Why This Combination Works
The four core ingredients attack flavor from every direction simultaneously:
- Cream cheese (fat + dairy protein) provides the sauce base — it emulsifies into a silky coating during the long cook
- Ranch seasoning (salt + MSG + buttermilk powder + dried garlic, onion, dill, parsley) delivers layered savory complexity and the distinctive herbaceous note; the MSG is real and intentional
- Bacon (umami + rendered fat + salt) adds smokiness and the textural crunch that breaks up the creamy uniform texture
- Cheddar (more fat + sharp dairy bite) gives the shredded chicken a cheese-pull character when hot and a richer flavor in the sauce
What the slow cooker adds — and what a quick stovetop version can’t replicate — is time. Six to eight hours on low gives the ranch seasoning time to work into every fiber of the chicken. The cream cheese doesn’t just melt on top; it slowly emulsifies with the chicken’s released moisture and the broth into something closer to a sauce than a melted-dairy blob.
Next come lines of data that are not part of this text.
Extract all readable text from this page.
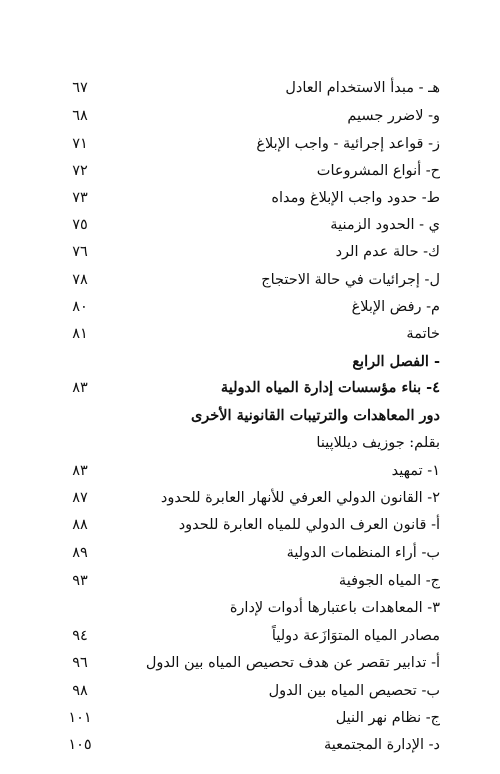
هـ - مبدأ الاستخدام العادل
٦٧
و- لاضرر جسيم
٦٨
ز- قواعد إجرائية - واجب الإبلاغ
٧١
ح- أنواع المشروعات
٧٢
ط- حدود واجب الإبلاغ ومداه
٧٣
ي - الحدود الزمنية
٧٥
ك- حالة عدم الرد
٧٦
ل- إجرائيات في حالة الاحتجاج
٧٨
م- رفض الإبلاغ
٨٠
خاتمة
٨١
- الفصل الرابع
٤- بناء مؤسسات إدارة المياه الدولية
٨٣
دور المعاهدات والترتيبات القانونية الأخرى
بقلم: جوزيف ديللاپينا
١- تمهيد
٨٣
٢- القانون الدولي العرفي للأنهار العابرة للحدود
٨٧
أ- قانون العرف الدولي للمياه العابرة للحدود
٨٨
ب- أراء المنظمات الدولية
٨٩
ج- المياه الجوفية
٩٣
٣- المعاهدات باعتبارها أدوات لإدارة
مصادر المياه المتوَازَعة دولياً
٩٤
أ- تدابير تقصر عن هدف تحصيص المياه بين الدول
٩٦
ب- تحصيص المياه بين الدول
٩٨
ج- نظام نهر النيل
١٠١
د- الإدارة المجتمعية
١٠٥
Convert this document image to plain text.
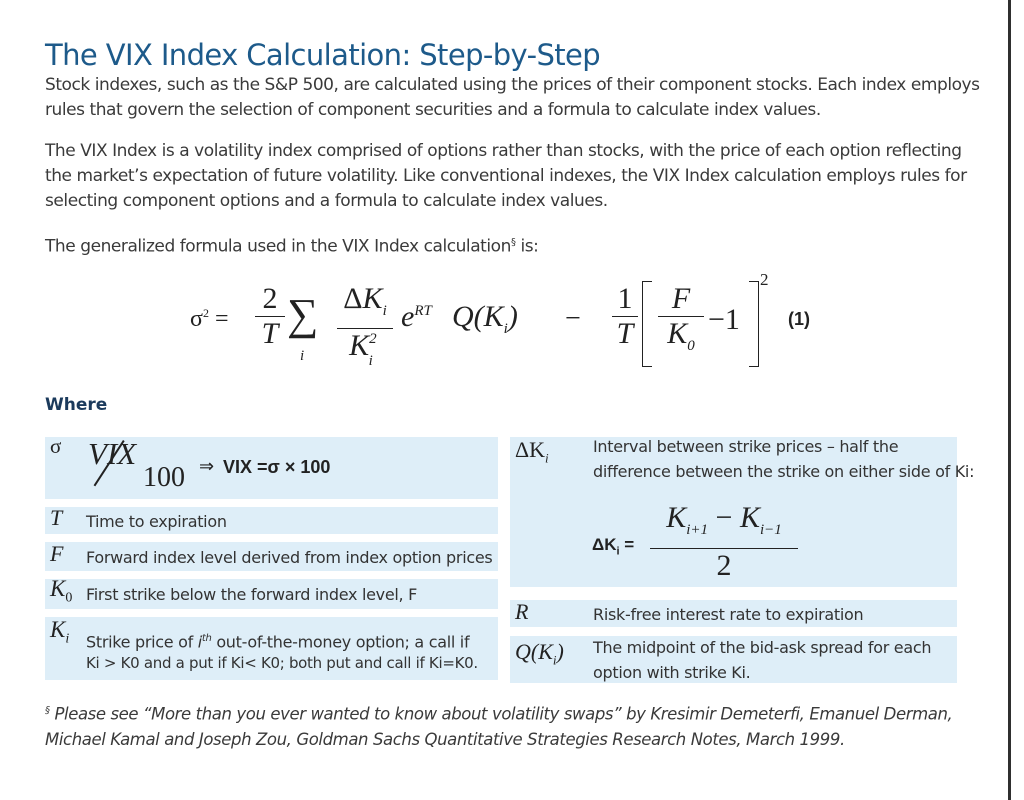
The VIX Index Calculation: Step-by-Step

Stock indexes, such as the S&P 500, are calculated using the prices of their component stocks. Each index employs rules that govern the selection of component securities and a formula to calculate index values.

The VIX Index is a volatility index comprised of options rather than stocks, with the price of each option reflecting the market’s expectation of future volatility. Like conventional indexes, the VIX Index calculation employs rules for selecting component options and a formula to calculate index values.

The generalized formula used in the VIX Index calculation§ is:

$\sigma^2$ =
2
T ∑
i
$\Delta K_i$
$K^2_i$
$e^{RT}$ $Q(K_i)$ −
1
T
F
$K_0$
−1
2
(1)
Where
σ VIX
100 ⇒ VIX =σ × 100
T Time to expiration
F Forward index level derived from index option prices
$K_0$ First strike below the forward index level, F
$K_i$ Strike price of $i^{th}$ out-of-the-money option; a call if
Ki > K0 and a put if Ki< K0; both put and call if Ki=K0.
$\Delta K_i$
Interval between strike prices – half the
difference between the strike on either side of Ki:
$\Delta K_i$ =
$K_{i+1} - K_{i-1}$
2
R	Risk-free interest rate to expiration
$Q(K_i)$ The midpoint of the bid-ask spread for each
option with strike Ki.
§ Please see “More than you ever wanted to know about volatility swaps” by Kresimir Demeterfi, Emanuel Derman, Michael Kamal and Joseph Zou, Goldman Sachs Quantitative Strategies Research Notes, March 1999.
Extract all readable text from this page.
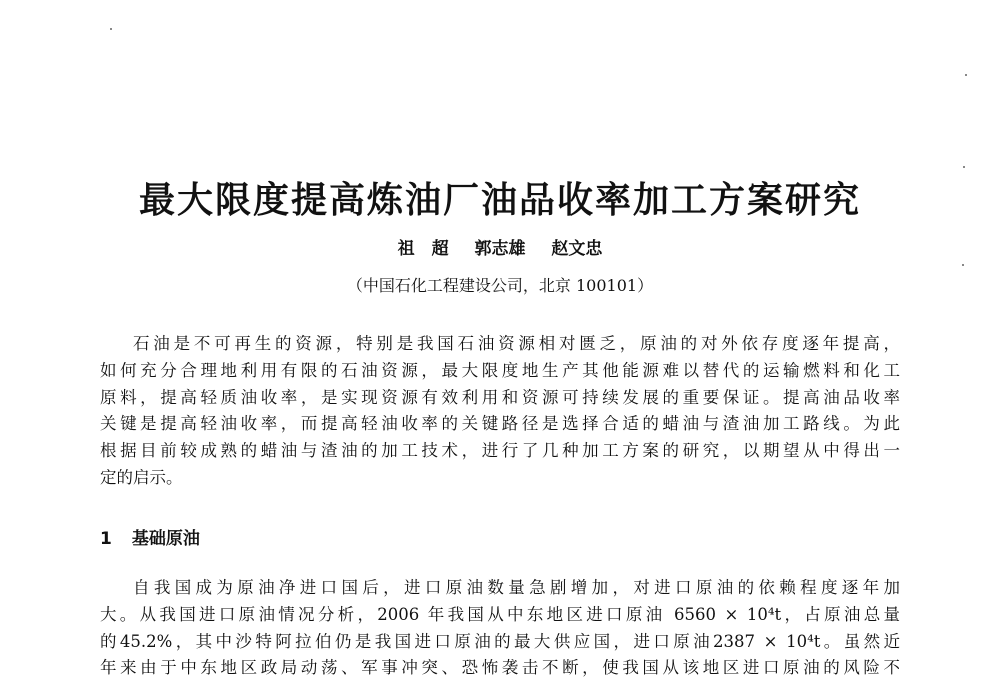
最大限度提高炼油厂油品收率加工方案研究
祖　超 郭志雄 赵文忠
（中国石化工程建设公司，北京 100101）
石油是不可再生的资源，特别是我国石油资源相对匮乏，原油的对外依存度逐年提高，
如何充分合理地利用有限的石油资源，最大限度地生产其他能源难以替代的运输燃料和化工
原料，提高轻质油收率，是实现资源有效利用和资源可持续发展的重要保证。提高油品收率
关键是提高轻油收率，而提高轻油收率的关键路径是选择合适的蜡油与渣油加工路线。为此
根据目前较成熟的蜡油与渣油的加工技术，进行了几种加工方案的研究，以期望从中得出一
定的启示。
1 基础原油
自我国成为原油净进口国后，进口原油数量急剧增加，对进口原油的依赖程度逐年加
大。从我国进口原油情况分析，2006 年我国从中东地区进口原油 6560 × 10⁴t，占原油总量
的45.2%，其中沙特阿拉伯仍是我国进口原油的最大供应国，进口原油2387 × 10⁴t。虽然近
年来由于中东地区政局动荡、军事冲突、恐怖袭击不断，使我国从该地区进口原油的风险不
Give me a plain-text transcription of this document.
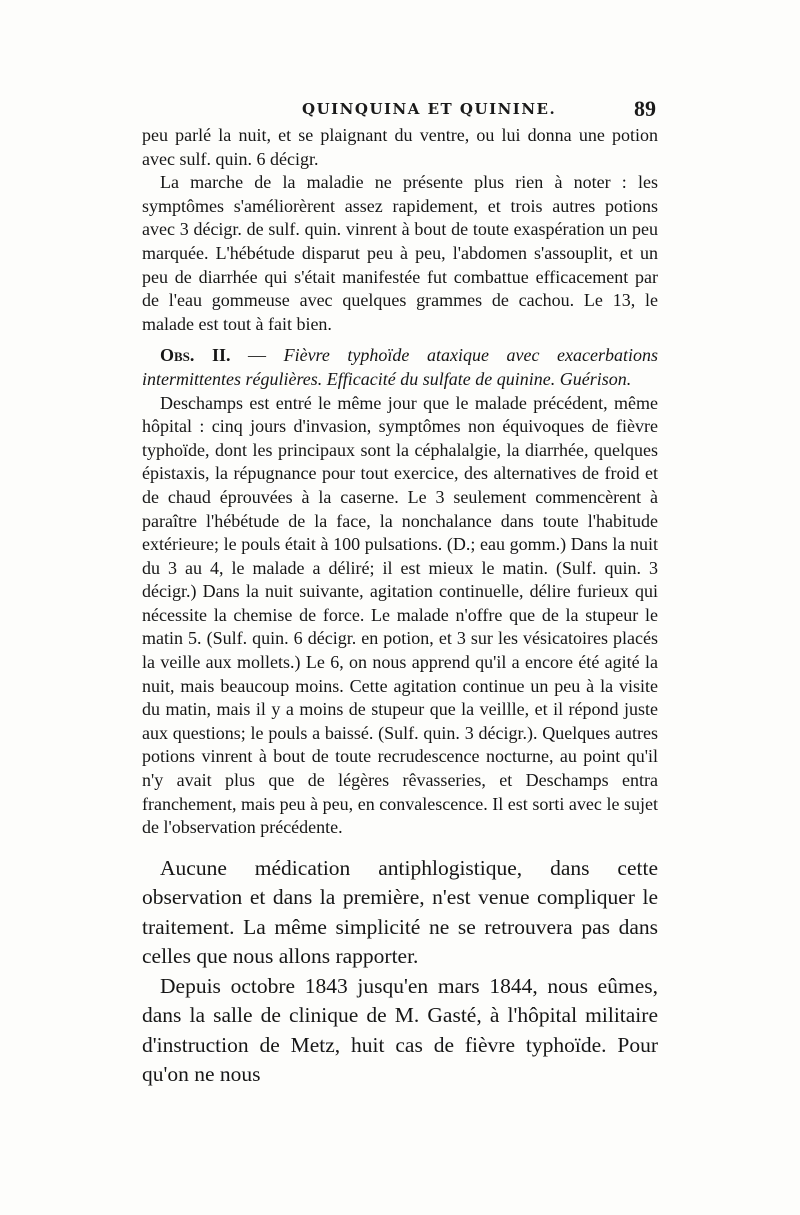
QUINQUINA ET QUININE.	89

peu parlé la nuit, et se plaignant du ventre, ou lui donna une potion avec sulf. quin. 6 décigr.

La marche de la maladie ne présente plus rien à noter : les symptômes s'améliorèrent assez rapidement, et trois autres potions avec 3 décigr. de sulf. quin. vinrent à bout de toute exaspération un peu marquée. L'hébétude disparut peu à peu, l'abdomen s'assouplit, et un peu de diarrhée qui s'était manifestée fut combattue efficacement par de l'eau gommeuse avec quelques grammes de cachou. Le 13, le malade est tout à fait bien.

Obs. II. — Fièvre typhoïde ataxique avec exacerbations intermittentes régulières. Efficacité du sulfate de quinine. Guérison.

Deschamps est entré le même jour que le malade précédent, même hôpital : cinq jours d'invasion, symptômes non équivoques de fièvre typhoïde, dont les principaux sont la céphalalgie, la diarrhée, quelques épistaxis, la répugnance pour tout exercice, des alternatives de froid et de chaud éprouvées à la caserne. Le 3 seulement commencèrent à paraître l'hébétude de la face, la nonchalance dans toute l'habitude extérieure; le pouls était à 100 pulsations. (D.; eau gomm.) Dans la nuit du 3 au 4, le malade a déliré; il est mieux le matin. (Sulf. quin. 3 décigr.) Dans la nuit suivante, agitation continuelle, délire furieux qui nécessite la chemise de force. Le malade n'offre que de la stupeur le matin 5. (Sulf. quin. 6 décigr. en potion, et 3 sur les vésicatoires placés la veille aux mollets.) Le 6, on nous apprend qu'il a encore été agité la nuit, mais beaucoup moins. Cette agitation continue un peu à la visite du matin, mais il y a moins de stupeur que la veillle, et il répond juste aux questions; le pouls a baissé. (Sulf. quin. 3 décigr.). Quelques autres potions vinrent à bout de toute recrudescence nocturne, au point qu'il n'y avait plus que de légères rêvasseries, et Deschamps entra franchement, mais peu à peu, en convalescence. Il est sorti avec le sujet de l'observation précédente.

Aucune médication antiphlogistique, dans cette observation et dans la première, n'est venue compliquer le traitement. La même simplicité ne se retrouvera pas dans celles que nous allons rapporter.

Depuis octobre 1843 jusqu'en mars 1844, nous eûmes, dans la salle de clinique de M. Gasté, à l'hôpital militaire d'instruction de Metz, huit cas de fièvre typhoïde. Pour qu'on ne nous
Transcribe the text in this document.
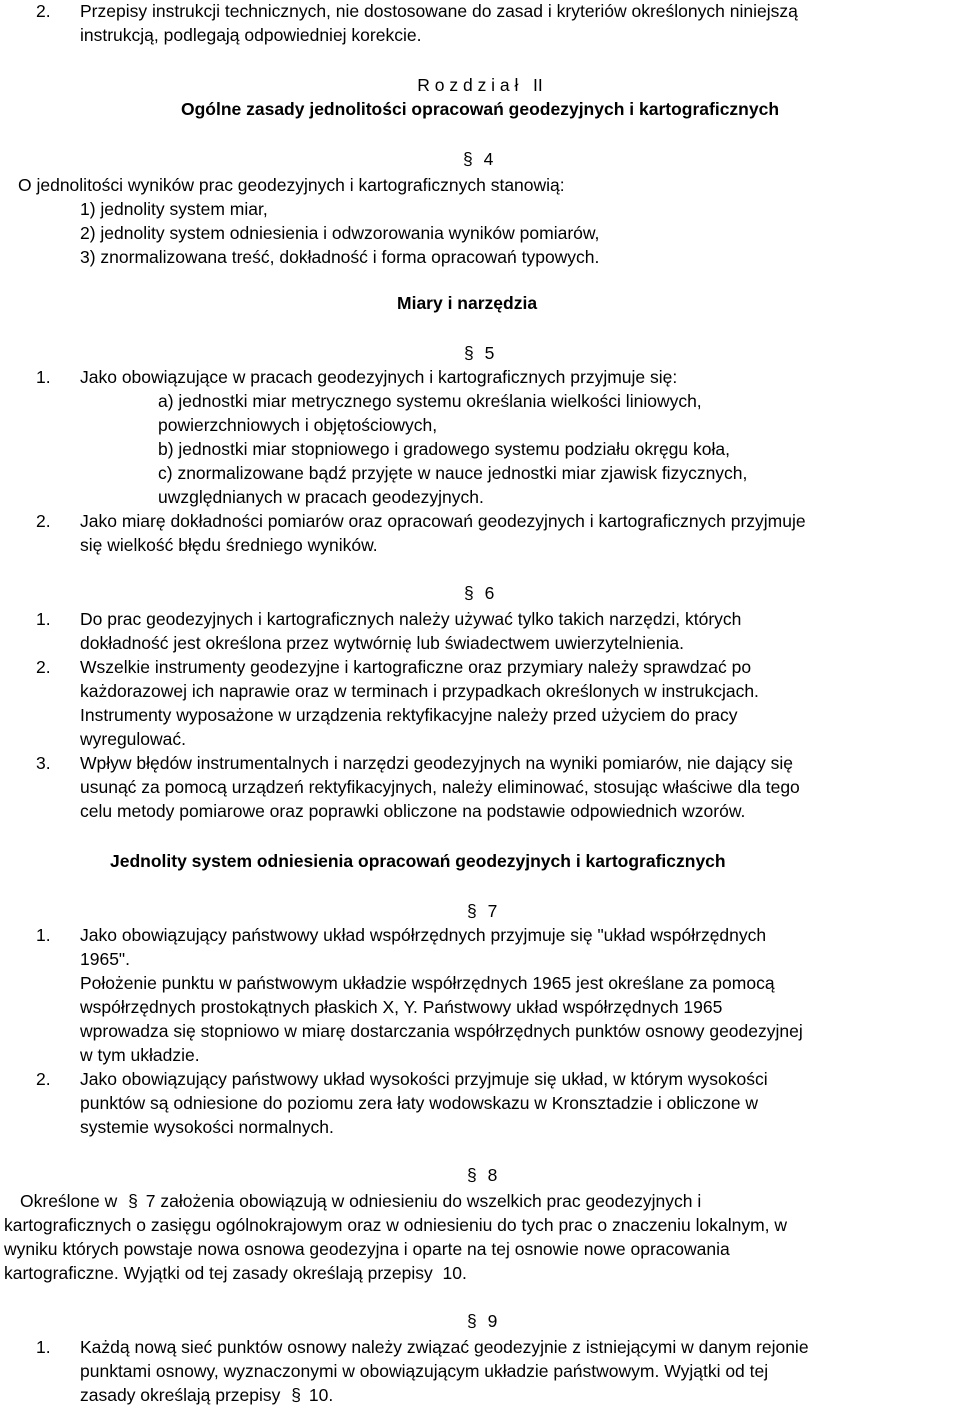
2. Przepisy instrukcji technicznych, nie dostosowane do zasad i kryteriów określonych niniejszą
instrukcją, podlegają odpowiedniej korekcie.
R o z d z i a ł   II
Ogólne zasady jednolitości opracowań geodezyjnych i kartograficznych
§ 4
O jednolitości wyników prac geodezyjnych i kartograficznych stanowią:
1) jednolity system miar,
2) jednolity system odniesienia i odwzorowania wyników pomiarów,
3) znormalizowana treść, dokładność i forma opracowań typowych.
Miary i narzędzia
§ 5
1. Jako obowiązujące w pracach geodezyjnych i kartograficznych przyjmuje się:
a) jednostki miar metrycznego systemu określania wielkości liniowych,
powierzchniowych i objętościowych,
b) jednostki miar stopniowego i gradowego systemu podziału okręgu koła,
c) znormalizowane bądź przyjęte w nauce jednostki miar zjawisk fizycznych,
uwzględnianych w pracach geodezyjnych.
2. Jako miarę dokładności pomiarów oraz opracowań geodezyjnych i kartograficznych przyjmuje
się wielkość błędu średniego wyników.
§ 6
1. Do prac geodezyjnych i kartograficznych należy używać tylko takich narzędzi, których
dokładność jest określona przez wytwórnię lub świadectwem uwierzytelnienia.
2. Wszelkie instrumenty geodezyjne i kartograficzne oraz przymiary należy sprawdzać po
każdorazowej ich naprawie oraz w terminach i przypadkach określonych w instrukcjach.
Instrumenty wyposażone w urządzenia rektyfikacyjne należy przed użyciem do pracy
wyregulować.
3. Wpływ błędów instrumentalnych i narzędzi geodezyjnych na wyniki pomiarów, nie dający się
usunąć za pomocą urządzeń rektyfikacyjnych, należy eliminować, stosując właściwe dla tego
celu metody pomiarowe oraz poprawki obliczone na podstawie odpowiednich wzorów.
Jednolity system odniesienia opracowań geodezyjnych i kartograficznych
§ 7
1. Jako obowiązujący państwowy układ współrzędnych przyjmuje się "układ współrzędnych
1965".
Położenie punktu w państwowym układzie współrzędnych 1965 jest określane za pomocą
współrzędnych prostokątnych płaskich X, Y. Państwowy układ współrzędnych 1965
wprowadza się stopniowo w miarę dostarczania współrzędnych punktów osnowy geodezyjnej
w tym układzie.
2. Jako obowiązujący państwowy układ wysokości przyjmuje się układ, w którym wysokości
punktów są odniesione do poziomu zera łaty wodowskazu w Kronsztadzie i obliczone w
systemie wysokości normalnych.
§ 8
Określone w § 7 założenia obowiązują w odniesieniu do wszelkich prac geodezyjnych i
kartograficznych o zasięgu ogólnokrajowym oraz w odniesieniu do tych prac o znaczeniu lokalnym, w
wyniku których powstaje nowa osnowa geodezyjna i oparte na tej osnowie nowe opracowania
kartograficzne. Wyjątki od tej zasady określają przepisy  10.
§ 9
1. Każdą nową sieć punktów osnowy należy związać geodezyjnie z istniejącymi w danym rejonie
punktami osnowy, wyznaczonymi w obowiązującym układzie państwowym. Wyjątki od tej
zasady określają przepisy § 10.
Pull the chicken apart through that sauce when shredding and every strand picks up the coating.
Cooking Methods Compared
| Method | Time | Hands-on | Texture | Best for |
|---|---|---|---|---|
| Slow cooker (low) | 6–8 hrs | ~10 min | Most tender, juiciest strands | Workday set-and-forget |
| Slow cooker (high) | 3–4 hrs | ~10 min | Slightly drier, shorter strands | Faster timeline with thighs |
| Instant Pot (pressure) | 15 min + release | ~15 min | Tender but less infused | Weeknight last-minute |
| Stovetop | 25–30 min | Active | Shorter fibers, good flavor | No slow cooker available |
For the Instant Pot: add chicken, broth, ranch, and cream cheese (cubed) to the pot. Pressure cook on High for 15 minutes, then quick release. Shred, stir to incorporate cream cheese until smooth, then fold in bacon and cheddar on Keep Warm for 2–3 minutes. Result is good but noticeably less infused than the slow cooker version.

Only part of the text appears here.